Trojan negli smartphone e i possibili rischi in ambito privacy
Daniele Lonardo – Nella Gazzetta Ufficiale n. 154 del 4 Luglio 2017 è stata pubblicata la nuova riforma del processo penale che, stante la complessità generale del testo di legge, contiene una norma che solleva non pochi dubbi in materia di privacy. L’Articolo 84, lettera e) autorizza, infatti, le forze dell’ordine ad usare i cosiddetti “captatori informatici” cioè dei malware (e nello specifico i cd. trojan) che possono essere innestati da remoto in qualsiasi apparecchio connesso alla rete. A rischio sono pertanto smatphone, tablet e personal computer senza contare i più recenti modelli di autovetture. Tali virus “benigni”, una volta innestati sui dispositivi, permettono agli operatori di polizia l’accesso a tutti i nostri dati quali mail, contatti, video e foto oltre a potersi collegare con la rete GPRS al fine di geo- localizzare il dispositivo che si desidera e metterlo sotto controllo. Una volta effettuata l’ispezione, il trojan viene disconnesso lasciano l’utente del tutto ignaro di quanto sia successo sul proprio dispositivo.
La ratio sottesa a questa normativa è, evidentemente, quella di poter procedere ad un controllo più minuzioso ai fini dell’indagine penale ma cosa potrebbe capitare se tali attività venissero svolte da società (anche private) di consulenza? Forse, una volta capito il potenziale di tali strumenti, tali società potrebbero mettere a disposizione i loro servizi non solo ai Tribunali senza contare il rischio di hackeraggio, sempre più presente nelle nostre società interconnesse.
Circa un anno fa, le Sezioni Unite della Cassazione (cfr. Cass. sent. n. 26889/16 del 1.07.2016) avevano reso lecita suddetta pratica ma l’avevano ascritta per i soli reati di mafia o quelli legati, più in generale, alla criminalità organizzata; negli altri casi, era necessaria l’autorizzazione del Pubblico Ministero, il quale doveva indicare i luoghi entro cui devono avvenire tali intercettazioni.

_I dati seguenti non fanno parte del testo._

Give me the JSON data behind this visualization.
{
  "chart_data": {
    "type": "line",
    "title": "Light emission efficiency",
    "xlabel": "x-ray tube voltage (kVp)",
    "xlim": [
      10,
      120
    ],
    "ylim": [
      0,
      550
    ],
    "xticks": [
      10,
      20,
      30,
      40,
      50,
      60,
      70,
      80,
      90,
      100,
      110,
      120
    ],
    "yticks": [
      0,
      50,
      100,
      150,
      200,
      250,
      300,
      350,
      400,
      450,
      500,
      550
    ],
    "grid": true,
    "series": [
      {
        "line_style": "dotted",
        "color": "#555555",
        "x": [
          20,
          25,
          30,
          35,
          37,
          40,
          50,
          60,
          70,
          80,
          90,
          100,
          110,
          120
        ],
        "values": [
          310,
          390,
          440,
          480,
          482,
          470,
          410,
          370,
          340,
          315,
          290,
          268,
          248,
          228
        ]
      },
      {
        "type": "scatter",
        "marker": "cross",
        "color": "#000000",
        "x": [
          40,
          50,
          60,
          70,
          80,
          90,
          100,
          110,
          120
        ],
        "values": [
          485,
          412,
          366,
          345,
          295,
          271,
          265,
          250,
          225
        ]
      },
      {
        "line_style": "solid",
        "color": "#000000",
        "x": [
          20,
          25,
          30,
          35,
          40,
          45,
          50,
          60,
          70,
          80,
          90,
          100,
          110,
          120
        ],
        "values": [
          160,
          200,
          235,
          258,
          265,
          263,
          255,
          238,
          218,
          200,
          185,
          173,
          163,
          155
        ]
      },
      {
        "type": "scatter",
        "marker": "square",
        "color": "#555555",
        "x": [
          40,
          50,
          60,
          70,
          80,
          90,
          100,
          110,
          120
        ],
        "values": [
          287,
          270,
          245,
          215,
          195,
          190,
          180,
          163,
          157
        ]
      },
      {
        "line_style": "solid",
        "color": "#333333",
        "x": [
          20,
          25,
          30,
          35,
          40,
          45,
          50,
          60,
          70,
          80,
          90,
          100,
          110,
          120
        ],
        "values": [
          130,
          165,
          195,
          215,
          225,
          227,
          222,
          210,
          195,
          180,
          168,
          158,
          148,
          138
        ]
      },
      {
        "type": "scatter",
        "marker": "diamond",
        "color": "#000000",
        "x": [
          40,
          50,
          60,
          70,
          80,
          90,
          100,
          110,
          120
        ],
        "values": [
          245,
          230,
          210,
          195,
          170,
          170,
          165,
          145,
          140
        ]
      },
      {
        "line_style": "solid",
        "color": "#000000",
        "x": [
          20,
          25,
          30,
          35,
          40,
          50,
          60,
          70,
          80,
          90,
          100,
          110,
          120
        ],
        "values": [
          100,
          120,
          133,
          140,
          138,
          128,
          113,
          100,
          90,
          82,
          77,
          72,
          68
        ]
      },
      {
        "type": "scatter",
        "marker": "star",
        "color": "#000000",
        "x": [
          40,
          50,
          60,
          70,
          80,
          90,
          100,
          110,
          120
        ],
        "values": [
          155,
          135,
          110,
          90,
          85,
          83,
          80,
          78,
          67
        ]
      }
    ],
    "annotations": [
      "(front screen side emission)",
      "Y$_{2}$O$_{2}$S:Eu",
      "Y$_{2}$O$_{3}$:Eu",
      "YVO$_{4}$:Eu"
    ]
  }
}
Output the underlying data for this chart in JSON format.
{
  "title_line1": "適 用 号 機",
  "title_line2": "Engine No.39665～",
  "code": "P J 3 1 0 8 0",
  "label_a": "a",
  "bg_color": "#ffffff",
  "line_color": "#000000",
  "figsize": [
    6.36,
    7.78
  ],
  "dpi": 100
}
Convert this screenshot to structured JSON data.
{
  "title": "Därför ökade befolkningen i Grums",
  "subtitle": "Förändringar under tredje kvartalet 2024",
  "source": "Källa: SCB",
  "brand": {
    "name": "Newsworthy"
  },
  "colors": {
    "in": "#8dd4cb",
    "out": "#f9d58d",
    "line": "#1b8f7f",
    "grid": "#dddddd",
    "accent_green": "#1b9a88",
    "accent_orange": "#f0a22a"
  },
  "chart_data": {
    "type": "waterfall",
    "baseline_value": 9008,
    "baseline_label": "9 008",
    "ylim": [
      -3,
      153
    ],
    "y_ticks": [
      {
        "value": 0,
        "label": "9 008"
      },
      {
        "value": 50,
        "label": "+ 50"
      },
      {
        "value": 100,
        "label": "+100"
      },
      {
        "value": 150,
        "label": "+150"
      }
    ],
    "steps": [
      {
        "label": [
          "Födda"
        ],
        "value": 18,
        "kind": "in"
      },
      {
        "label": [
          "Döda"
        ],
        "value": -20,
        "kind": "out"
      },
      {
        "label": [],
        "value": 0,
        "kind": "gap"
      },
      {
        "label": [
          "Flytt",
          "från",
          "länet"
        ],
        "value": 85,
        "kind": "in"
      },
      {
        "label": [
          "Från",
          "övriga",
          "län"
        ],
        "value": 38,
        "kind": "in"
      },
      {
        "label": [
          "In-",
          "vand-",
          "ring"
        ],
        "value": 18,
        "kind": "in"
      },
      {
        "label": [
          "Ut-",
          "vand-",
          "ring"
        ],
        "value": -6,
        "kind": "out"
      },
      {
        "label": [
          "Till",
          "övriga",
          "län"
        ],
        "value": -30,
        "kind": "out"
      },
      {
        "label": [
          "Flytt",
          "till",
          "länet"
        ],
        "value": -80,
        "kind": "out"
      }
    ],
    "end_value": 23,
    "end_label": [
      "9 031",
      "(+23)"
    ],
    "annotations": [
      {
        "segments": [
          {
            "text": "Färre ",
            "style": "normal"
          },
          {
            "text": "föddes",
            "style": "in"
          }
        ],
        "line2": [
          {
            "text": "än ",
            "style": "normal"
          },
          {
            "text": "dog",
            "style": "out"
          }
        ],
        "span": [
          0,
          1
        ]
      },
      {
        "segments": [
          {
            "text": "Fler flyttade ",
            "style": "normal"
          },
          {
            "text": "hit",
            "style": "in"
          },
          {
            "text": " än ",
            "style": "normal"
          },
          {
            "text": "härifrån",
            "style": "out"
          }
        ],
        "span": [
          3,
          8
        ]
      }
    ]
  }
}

Nel nuovo testo di riforma del processo penale, invece, viene esteso il potere di tali indagini a qualsiasi tipo di reato: non solo per quelli più gravi (mafia, terrorismo o concorrenza sleale), ma anche per quelli minori come ad esempio quelli collegati a spaccio di droga, reati di ingiuria, minaccia o frode commerciale con evidenti rischi in materia di privacy per gli ignari utenti che, senza comunicazione alcuna, potrebbero vedersi il loro cellulare, computer o tablet sottoposto ad un controllo sempre più approfondito ma sempre meno privacy compliance, anche e soprattutto alla luce del nuovo Pacchetto di protezione dati personali ex Regolamento 679/2016 (General Data Protection Regulation).